Crimes de ódio contra pessoas LGBTQIA estão aumentando.

2. Ela foi morta a tiros - e os motoristas que passavam encontraram seu corpo.

De acordo com O advogado , a única coisa que pode ser dita com certeza sobre Sasha Wall é que ela foi morta a tiros. O meio de comunicação relata que, quando seu corpo foi inicialmente encontrado, ela tinha um gênero incorreto (isto é, era chamada de homem) e batizada de morto (ou seja, chamada de seu nome de nascimento) pela mídia da Carolina do Sul. Além do mais, ela foi baleada várias vezes no pescoço e no ombro e foi encontrada em um campo aberto no condado rural de Chesterfield.

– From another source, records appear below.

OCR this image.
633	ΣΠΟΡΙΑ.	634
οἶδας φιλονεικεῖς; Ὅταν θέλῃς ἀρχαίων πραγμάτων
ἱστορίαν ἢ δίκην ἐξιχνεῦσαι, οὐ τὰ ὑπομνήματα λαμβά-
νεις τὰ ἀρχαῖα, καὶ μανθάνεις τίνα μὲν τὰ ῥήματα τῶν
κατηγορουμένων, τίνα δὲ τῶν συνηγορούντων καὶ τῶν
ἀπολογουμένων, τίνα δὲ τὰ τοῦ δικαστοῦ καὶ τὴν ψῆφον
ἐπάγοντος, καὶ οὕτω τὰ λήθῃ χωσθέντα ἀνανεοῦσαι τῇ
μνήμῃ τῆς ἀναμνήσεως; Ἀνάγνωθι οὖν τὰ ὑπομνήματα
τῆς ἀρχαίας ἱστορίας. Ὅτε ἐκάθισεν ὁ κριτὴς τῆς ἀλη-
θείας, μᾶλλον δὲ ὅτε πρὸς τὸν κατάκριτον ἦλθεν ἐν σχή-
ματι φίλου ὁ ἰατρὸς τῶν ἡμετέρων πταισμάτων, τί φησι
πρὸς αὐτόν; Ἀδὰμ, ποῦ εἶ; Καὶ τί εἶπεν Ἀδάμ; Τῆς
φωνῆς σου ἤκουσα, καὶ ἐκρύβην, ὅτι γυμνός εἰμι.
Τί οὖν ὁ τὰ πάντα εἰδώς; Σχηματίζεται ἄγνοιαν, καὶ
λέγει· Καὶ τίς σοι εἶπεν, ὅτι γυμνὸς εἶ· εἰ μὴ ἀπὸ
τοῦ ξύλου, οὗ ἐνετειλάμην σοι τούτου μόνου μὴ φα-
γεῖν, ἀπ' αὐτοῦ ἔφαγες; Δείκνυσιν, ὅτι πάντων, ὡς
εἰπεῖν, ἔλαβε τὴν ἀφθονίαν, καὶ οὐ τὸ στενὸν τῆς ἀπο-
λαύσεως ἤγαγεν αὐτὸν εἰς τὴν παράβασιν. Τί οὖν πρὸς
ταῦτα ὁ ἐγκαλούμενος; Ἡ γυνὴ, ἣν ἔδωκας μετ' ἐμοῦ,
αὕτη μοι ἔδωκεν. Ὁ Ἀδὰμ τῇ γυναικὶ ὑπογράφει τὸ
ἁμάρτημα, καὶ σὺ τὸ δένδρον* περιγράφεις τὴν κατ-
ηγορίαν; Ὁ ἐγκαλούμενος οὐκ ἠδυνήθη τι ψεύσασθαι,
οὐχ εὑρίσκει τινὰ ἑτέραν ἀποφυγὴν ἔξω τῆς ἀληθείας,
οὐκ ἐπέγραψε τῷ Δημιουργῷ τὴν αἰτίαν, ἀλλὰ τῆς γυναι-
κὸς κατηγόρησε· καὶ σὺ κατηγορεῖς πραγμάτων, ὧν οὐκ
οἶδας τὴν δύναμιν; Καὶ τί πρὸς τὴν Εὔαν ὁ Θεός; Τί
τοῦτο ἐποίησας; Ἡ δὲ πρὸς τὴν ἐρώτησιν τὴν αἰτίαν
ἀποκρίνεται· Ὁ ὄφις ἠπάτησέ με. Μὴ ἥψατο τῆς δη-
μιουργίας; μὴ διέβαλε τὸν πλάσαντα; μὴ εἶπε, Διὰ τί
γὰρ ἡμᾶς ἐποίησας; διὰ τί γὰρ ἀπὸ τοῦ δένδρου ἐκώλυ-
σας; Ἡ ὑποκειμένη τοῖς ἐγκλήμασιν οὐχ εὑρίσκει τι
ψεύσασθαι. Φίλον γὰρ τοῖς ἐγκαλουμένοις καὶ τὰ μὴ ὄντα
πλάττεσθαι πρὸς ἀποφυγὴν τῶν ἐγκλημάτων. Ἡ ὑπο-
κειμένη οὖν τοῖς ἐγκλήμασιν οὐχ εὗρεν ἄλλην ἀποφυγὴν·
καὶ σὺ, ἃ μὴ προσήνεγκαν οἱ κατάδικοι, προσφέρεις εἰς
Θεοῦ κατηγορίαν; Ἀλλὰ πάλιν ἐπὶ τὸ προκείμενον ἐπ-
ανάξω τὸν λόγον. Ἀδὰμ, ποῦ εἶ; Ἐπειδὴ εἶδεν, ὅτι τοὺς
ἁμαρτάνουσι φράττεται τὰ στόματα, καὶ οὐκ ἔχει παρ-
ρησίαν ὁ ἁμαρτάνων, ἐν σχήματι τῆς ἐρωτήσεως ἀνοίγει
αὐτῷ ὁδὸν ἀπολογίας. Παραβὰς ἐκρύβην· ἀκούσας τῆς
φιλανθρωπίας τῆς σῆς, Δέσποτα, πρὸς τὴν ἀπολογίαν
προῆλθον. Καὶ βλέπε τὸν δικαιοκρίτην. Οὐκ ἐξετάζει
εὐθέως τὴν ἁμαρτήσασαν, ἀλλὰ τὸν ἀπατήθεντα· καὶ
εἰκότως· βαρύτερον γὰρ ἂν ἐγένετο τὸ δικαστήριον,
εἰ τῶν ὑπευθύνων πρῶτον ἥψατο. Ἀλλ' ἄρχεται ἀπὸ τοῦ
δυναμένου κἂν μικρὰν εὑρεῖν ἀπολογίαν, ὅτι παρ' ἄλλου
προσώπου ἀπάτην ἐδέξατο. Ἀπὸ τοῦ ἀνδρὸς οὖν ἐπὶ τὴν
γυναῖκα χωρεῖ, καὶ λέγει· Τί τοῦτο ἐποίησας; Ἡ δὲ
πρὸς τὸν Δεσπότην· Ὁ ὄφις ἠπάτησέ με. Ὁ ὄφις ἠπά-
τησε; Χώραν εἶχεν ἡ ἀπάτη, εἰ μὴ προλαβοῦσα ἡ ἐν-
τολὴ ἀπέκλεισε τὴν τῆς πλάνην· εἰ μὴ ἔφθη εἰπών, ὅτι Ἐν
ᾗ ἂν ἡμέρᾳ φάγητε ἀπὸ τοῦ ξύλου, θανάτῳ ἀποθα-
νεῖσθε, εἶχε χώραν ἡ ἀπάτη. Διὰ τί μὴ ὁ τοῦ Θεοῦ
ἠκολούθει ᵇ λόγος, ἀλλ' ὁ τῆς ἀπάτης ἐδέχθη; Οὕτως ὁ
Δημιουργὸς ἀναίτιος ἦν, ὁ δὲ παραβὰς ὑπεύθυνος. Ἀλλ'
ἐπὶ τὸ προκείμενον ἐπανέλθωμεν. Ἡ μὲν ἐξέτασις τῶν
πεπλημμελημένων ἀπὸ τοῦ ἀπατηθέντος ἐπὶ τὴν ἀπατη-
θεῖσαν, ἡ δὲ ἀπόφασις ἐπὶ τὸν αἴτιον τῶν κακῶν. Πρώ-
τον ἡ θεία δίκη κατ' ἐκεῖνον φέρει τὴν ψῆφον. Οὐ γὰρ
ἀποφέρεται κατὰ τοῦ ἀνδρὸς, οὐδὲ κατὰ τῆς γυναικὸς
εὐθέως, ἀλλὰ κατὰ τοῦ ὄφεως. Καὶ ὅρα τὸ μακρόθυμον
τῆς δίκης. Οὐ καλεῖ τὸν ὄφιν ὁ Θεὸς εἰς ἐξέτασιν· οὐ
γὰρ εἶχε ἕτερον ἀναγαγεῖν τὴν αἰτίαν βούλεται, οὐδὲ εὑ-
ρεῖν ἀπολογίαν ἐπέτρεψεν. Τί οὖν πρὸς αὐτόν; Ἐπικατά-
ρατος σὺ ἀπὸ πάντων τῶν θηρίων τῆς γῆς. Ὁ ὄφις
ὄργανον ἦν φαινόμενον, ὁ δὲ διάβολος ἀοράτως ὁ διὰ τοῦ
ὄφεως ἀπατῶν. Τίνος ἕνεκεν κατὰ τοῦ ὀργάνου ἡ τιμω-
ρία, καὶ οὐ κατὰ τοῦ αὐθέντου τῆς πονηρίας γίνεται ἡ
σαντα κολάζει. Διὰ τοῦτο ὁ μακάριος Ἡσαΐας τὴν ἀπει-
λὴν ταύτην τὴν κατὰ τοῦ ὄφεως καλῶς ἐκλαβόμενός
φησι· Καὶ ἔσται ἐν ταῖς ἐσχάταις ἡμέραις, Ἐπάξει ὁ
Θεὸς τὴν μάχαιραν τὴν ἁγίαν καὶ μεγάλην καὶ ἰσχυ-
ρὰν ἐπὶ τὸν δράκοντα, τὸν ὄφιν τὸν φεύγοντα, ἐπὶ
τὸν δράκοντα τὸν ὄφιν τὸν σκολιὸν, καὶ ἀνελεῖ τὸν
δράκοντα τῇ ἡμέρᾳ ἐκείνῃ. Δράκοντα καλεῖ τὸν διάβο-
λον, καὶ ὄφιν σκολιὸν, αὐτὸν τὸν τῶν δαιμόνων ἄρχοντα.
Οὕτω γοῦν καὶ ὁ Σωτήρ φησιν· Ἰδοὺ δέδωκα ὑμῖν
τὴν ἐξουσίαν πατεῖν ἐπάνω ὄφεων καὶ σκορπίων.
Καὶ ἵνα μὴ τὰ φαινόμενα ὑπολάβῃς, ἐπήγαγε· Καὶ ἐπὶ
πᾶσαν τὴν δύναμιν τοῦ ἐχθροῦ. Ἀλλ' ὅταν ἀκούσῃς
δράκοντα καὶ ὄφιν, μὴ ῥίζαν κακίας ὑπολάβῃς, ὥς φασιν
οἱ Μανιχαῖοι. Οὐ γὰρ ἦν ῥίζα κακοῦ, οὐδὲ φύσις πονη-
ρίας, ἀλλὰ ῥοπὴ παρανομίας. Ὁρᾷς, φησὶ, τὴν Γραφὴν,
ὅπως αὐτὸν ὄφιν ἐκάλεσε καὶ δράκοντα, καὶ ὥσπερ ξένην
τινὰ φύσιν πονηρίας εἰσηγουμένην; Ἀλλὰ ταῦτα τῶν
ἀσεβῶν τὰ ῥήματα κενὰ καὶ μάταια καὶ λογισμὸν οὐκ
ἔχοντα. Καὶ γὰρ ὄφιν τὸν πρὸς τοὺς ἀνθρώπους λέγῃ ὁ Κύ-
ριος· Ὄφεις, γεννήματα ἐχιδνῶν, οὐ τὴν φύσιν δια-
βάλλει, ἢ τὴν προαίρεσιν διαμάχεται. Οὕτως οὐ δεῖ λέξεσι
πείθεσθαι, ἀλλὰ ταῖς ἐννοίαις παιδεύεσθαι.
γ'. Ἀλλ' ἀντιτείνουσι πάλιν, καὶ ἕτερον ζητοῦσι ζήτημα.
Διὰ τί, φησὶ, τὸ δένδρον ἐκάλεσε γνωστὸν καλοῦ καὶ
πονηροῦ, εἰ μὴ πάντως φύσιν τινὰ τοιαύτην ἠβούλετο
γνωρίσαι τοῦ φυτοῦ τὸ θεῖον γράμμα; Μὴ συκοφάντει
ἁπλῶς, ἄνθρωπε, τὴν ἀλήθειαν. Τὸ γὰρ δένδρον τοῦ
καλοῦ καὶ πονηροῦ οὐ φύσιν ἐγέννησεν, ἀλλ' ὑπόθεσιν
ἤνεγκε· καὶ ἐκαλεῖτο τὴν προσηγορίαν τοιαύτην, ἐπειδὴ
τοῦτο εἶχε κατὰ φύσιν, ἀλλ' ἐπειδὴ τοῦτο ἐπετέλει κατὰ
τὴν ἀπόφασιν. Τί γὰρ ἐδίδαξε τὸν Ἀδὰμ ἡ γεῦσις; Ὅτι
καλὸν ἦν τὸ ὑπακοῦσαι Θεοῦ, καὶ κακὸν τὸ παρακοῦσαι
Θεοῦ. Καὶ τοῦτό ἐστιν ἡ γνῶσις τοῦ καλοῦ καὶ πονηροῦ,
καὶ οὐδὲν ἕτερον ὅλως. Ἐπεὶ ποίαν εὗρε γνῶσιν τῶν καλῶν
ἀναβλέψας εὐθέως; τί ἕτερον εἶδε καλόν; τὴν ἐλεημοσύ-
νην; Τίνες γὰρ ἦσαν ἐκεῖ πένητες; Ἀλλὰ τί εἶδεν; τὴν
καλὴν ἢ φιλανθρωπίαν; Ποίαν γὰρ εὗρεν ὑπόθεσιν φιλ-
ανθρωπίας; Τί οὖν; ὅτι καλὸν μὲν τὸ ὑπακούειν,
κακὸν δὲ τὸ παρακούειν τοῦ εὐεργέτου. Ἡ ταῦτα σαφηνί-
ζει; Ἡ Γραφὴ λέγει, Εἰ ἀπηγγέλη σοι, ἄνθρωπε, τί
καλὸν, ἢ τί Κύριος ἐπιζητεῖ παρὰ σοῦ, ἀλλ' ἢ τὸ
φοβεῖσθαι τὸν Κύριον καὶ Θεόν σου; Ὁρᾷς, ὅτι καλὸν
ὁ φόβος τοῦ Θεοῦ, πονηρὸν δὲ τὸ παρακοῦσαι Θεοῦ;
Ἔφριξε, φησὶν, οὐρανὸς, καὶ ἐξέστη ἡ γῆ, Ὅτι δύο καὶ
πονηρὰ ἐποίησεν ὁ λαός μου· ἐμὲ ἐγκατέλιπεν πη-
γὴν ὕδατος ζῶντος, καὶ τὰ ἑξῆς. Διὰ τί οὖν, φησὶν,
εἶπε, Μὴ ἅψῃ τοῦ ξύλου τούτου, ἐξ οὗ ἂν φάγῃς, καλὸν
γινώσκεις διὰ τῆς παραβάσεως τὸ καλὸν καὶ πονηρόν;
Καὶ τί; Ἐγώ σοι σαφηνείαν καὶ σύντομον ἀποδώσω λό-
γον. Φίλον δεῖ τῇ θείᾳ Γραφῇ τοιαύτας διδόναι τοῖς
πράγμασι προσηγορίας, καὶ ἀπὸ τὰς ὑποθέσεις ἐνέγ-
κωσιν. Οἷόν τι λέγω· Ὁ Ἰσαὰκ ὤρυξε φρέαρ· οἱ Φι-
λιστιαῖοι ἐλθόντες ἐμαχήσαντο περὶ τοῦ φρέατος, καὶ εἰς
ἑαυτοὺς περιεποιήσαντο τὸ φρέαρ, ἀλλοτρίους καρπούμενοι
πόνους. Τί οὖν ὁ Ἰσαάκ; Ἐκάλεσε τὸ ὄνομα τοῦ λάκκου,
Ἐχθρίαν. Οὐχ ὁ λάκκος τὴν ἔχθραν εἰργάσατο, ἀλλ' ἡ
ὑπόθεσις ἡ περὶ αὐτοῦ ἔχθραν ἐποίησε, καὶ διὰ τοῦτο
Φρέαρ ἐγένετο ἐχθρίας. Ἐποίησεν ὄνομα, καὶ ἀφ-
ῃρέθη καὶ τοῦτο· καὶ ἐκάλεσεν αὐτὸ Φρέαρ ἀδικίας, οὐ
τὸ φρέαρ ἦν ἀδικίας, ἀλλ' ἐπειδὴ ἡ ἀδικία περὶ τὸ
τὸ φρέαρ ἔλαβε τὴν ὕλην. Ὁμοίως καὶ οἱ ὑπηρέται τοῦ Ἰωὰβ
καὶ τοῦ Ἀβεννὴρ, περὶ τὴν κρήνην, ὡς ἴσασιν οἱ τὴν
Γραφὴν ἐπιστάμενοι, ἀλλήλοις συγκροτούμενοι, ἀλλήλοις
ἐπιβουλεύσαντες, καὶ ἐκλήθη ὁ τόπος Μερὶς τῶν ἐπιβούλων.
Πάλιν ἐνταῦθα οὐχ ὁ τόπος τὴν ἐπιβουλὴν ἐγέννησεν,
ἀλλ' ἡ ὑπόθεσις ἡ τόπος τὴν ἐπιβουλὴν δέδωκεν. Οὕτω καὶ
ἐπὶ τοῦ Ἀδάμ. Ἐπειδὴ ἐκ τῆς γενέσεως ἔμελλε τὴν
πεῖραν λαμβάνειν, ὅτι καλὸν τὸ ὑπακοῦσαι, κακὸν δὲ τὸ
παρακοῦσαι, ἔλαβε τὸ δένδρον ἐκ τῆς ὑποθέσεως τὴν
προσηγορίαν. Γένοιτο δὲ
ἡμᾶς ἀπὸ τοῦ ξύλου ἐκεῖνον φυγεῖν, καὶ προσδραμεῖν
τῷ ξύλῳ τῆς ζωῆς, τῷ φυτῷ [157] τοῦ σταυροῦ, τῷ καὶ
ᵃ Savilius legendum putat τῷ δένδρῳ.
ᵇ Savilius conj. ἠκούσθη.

O xerife Brooks disse à agência que o carro dela foi encontrado no acostamento, rodando por quase duas horas.

“Os investigadores acham que Walls conhecia o assassino dela, disse ele, e não caracterizaram o assassinato dela como um crime de ódio, considerando mais provavelmente o resultado de uma disputa doméstica. James Robert Lee, um ex-namorado de Wall, disse ao WSOC que a viu no sábado, e tudo parecia estar bem. 'Ela não deu nenhuma impressão de que algo estava errado,' ele disse para a tomada .

Ativistas estão exigindo ação no assassinato não resolvido de Sandra Wall.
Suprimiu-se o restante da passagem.